Paper Title
UNDERSTANDING THE HIGH FAILURE RATE IN THE FOREX MARKET

Abstract
Abstract - The forex market, characterised by its high liquidity and accessibility, has witnessed a notable discrepancy between its potential for profit and the actual success rate of traders. This research aims to dissect the underlying reasons behind the prevalent failures in forex trading. Through a comprehensive analysis of empirical data, behavioural psychology, and market dynamics, this study seeks to shed light on the key factors contributing to traders' suboptimal performance. Utilising a combination of quantitative data and qualitative interviews with experienced traders, this research identifies several critical elements influencing traders' outcomes. These include inadequate risk management strategies, emotional biases, overleveraging, and a lack of comprehensive education and training.

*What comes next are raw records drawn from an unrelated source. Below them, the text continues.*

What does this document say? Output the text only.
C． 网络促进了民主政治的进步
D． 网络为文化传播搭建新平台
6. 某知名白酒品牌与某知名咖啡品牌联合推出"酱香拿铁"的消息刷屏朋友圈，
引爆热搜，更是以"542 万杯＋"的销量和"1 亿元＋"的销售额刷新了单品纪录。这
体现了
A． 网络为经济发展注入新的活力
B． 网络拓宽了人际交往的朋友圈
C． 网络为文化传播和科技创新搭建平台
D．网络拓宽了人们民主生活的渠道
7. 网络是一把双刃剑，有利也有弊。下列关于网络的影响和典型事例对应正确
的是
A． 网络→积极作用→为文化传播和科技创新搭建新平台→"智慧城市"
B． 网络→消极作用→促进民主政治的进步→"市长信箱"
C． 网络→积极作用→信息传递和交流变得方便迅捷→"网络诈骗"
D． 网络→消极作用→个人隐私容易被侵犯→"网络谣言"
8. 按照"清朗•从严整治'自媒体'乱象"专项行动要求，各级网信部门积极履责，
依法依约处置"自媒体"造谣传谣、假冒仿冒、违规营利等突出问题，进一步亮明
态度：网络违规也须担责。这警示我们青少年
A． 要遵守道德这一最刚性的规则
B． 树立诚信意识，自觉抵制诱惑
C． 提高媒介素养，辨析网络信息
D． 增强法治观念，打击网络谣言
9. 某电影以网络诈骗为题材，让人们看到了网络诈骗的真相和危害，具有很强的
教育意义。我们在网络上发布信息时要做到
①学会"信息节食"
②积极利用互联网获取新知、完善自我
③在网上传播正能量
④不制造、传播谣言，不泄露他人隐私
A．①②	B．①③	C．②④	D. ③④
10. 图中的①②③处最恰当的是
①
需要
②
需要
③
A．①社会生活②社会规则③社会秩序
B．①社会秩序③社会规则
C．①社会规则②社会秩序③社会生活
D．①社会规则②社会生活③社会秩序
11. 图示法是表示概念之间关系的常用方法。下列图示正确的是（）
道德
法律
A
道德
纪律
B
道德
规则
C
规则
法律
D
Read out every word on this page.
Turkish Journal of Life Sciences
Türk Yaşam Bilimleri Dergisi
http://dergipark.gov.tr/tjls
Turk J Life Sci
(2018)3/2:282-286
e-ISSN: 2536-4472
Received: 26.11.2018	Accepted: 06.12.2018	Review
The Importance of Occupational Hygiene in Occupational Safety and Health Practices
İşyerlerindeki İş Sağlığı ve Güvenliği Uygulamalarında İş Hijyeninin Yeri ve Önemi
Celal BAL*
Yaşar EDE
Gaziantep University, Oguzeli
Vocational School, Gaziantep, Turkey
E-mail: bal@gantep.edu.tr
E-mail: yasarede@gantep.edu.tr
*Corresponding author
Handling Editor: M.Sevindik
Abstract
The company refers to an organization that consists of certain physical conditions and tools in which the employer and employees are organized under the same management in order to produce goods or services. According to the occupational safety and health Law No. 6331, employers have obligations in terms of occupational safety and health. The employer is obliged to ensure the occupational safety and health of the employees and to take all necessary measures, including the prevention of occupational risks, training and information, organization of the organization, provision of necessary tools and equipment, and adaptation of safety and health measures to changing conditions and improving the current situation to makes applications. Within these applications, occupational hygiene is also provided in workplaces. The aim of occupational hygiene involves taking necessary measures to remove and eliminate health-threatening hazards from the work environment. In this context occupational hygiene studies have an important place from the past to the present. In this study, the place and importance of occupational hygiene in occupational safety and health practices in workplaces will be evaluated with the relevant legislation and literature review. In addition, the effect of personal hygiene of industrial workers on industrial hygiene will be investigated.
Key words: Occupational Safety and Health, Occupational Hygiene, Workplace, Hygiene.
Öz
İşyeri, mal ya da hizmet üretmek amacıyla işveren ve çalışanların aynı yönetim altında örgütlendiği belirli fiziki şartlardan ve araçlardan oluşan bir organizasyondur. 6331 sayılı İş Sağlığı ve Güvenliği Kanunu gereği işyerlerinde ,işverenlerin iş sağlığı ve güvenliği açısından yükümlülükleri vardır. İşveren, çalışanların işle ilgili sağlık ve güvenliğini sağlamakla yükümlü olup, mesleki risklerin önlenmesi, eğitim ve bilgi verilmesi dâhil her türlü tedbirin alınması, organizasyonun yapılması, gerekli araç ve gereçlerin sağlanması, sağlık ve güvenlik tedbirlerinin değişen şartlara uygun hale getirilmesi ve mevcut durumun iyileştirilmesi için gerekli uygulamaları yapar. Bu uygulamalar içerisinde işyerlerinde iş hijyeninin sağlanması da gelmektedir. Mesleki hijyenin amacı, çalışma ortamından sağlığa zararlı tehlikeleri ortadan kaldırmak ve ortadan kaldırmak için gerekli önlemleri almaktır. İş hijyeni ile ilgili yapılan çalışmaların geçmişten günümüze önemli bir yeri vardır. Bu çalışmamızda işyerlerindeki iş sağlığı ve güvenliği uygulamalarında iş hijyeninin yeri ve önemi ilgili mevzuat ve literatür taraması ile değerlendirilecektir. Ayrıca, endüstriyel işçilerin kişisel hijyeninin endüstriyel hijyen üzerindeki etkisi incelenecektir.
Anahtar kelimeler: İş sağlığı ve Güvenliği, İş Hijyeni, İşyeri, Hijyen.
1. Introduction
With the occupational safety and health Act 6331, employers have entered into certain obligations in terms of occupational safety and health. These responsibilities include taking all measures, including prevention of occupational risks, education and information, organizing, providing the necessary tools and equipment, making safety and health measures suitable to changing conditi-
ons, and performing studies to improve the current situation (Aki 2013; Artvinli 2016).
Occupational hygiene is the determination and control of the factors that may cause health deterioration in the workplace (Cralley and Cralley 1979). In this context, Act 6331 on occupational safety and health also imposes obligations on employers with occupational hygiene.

Additionally, the study examines external factors such as market volatility, geopolitical events, and regulatory frameworks that can significantly impact trading success. Furthermore, this research seeks to explore potential interventions and strategies to mitigate the identified challenges. By offering practical insights and recommendations, this study aims to provide aspiring forex traders with a more great understanding of the market, ultimately fostering a greater likelihood of sustained success. Keywords - Forex Market, Trading Failure, Risk Management, Emotional Biases, Market Dynamics, Trader Education, Intervention Strategies.